La Nuova Via Della Seta passa anche dalla Siria

Domenica 9 Luglio a Pechino, l’associazione China-Arab Exchange Association, con la collaborazione dell’ambasciata siriana in Cina ha inaugurato il “Syrian Day Expo”, presenti un migliaio di aziende cinesi leader nel campo delle ristrutturazioni e delle infrastrutture.

A margine del convegno, l’ambasciatore siriano in Cina, Imad Mustafa, ha annunciato che la Cina avrà la priorità per quanto riguarda le opere di ricostruzione del paese mediorientale. Da parte sua il vice-presidente dell’associazione, Qin Yong, ha espresso ottimismo sulle capacità della Siria di rialzarsi in fretta dalla distruzione della guerra civile.

Queste iniziative non sono casuali, già la Cina è impegnata da diverso tempo in scambi commerciali con la Siria ed è il paese che assieme alla Russia ha posto diversi veti in sede ONU contro possibili interventi militari statunitensi.

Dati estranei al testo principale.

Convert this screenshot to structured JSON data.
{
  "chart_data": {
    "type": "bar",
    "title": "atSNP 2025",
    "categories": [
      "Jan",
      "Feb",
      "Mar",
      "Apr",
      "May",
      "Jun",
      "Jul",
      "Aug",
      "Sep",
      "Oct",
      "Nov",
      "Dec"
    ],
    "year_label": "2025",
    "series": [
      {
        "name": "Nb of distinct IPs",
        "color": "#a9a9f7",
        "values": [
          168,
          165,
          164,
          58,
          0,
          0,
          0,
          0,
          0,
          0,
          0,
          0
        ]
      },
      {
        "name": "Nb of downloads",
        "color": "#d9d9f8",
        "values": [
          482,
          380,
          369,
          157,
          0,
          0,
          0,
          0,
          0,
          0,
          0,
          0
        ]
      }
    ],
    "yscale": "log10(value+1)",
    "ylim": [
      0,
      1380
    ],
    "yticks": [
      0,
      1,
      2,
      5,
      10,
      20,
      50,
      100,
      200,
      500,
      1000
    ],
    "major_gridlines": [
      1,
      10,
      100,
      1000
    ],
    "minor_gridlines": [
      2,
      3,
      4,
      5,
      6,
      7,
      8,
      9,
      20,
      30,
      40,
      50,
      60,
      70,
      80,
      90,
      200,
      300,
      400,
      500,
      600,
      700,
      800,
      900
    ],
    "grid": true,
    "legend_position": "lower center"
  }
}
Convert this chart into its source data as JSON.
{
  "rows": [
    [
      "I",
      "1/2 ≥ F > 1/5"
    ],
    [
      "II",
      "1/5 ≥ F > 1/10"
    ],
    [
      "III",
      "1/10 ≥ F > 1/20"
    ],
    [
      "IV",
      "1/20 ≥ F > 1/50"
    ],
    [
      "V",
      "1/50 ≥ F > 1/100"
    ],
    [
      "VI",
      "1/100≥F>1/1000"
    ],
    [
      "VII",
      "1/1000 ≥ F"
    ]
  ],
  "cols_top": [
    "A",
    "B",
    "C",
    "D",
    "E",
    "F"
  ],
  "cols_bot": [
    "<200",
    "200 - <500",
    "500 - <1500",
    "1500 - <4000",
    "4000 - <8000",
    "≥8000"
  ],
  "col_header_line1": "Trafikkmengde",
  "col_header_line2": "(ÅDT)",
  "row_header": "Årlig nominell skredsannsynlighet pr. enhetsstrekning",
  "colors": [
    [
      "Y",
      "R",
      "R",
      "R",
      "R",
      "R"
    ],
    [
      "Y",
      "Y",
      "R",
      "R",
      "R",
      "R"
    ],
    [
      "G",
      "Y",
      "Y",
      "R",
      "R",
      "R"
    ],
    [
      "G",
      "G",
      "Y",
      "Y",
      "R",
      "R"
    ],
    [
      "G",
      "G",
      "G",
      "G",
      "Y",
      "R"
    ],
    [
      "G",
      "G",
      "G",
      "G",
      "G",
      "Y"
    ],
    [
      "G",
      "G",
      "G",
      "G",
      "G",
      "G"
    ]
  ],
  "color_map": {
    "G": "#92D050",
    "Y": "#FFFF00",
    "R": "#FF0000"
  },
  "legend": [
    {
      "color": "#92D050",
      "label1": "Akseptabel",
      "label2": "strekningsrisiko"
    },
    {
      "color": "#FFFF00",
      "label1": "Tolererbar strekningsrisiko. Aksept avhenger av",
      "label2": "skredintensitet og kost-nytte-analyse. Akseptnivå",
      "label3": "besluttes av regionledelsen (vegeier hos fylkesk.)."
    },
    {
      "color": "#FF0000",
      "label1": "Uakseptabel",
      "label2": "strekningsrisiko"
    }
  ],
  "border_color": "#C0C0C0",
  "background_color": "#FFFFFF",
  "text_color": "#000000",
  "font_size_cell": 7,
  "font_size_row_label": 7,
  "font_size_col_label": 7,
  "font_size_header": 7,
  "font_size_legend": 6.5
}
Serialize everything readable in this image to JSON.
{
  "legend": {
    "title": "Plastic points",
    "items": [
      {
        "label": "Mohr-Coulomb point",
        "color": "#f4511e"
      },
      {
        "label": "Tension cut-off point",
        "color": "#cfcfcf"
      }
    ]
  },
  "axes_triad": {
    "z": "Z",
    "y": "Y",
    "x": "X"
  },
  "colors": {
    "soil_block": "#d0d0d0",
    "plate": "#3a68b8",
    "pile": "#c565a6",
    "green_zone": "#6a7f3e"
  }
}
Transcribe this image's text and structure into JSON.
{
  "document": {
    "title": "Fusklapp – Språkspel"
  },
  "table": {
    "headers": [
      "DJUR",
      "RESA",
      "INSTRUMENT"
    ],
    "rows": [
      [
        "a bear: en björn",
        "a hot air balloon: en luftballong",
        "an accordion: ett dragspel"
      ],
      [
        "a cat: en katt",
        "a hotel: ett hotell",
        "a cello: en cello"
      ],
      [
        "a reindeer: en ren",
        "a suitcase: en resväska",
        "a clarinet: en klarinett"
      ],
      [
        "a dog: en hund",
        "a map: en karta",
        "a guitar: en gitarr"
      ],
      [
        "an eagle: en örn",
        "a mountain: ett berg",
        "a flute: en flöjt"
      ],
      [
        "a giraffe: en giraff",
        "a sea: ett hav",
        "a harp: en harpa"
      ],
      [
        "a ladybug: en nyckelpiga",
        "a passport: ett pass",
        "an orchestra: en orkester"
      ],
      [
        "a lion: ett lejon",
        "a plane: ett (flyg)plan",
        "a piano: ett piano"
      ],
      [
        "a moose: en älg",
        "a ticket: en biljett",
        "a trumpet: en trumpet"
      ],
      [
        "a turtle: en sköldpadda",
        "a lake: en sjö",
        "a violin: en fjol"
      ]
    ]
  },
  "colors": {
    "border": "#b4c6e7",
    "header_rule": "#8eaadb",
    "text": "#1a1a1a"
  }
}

Per le autorità cinesi questo progetto è molto importante, la Siria ha ottime relazioni con i vicini iracheni e iraniani e i porti del Mediterraneo orientale sarebbero una risorsa importantissima per “la nuova via della seta”.

UN COMMENTO

  1. Grande opportunità per la Siria libera e democratica, la Cina e la Russia sono stati il baluardo e lo scudo principale della Siria in questi anni, hanno dimostrato cosa significhi la solidarietà e la vicinanza nei momenti più brutti dell’aggressione americana sionista e wahhabita.
    Ora la ripresa economica e la ricostruzione giustamente saranno occasione di consolidare questi rapporti economici ma anche militari, perché la Siria ora ha necessità di dover difendere la sia libertà da altri attacchi che probabilmente potrebbero essere ancora tentati dai soliti paesi retrivi e reazionari.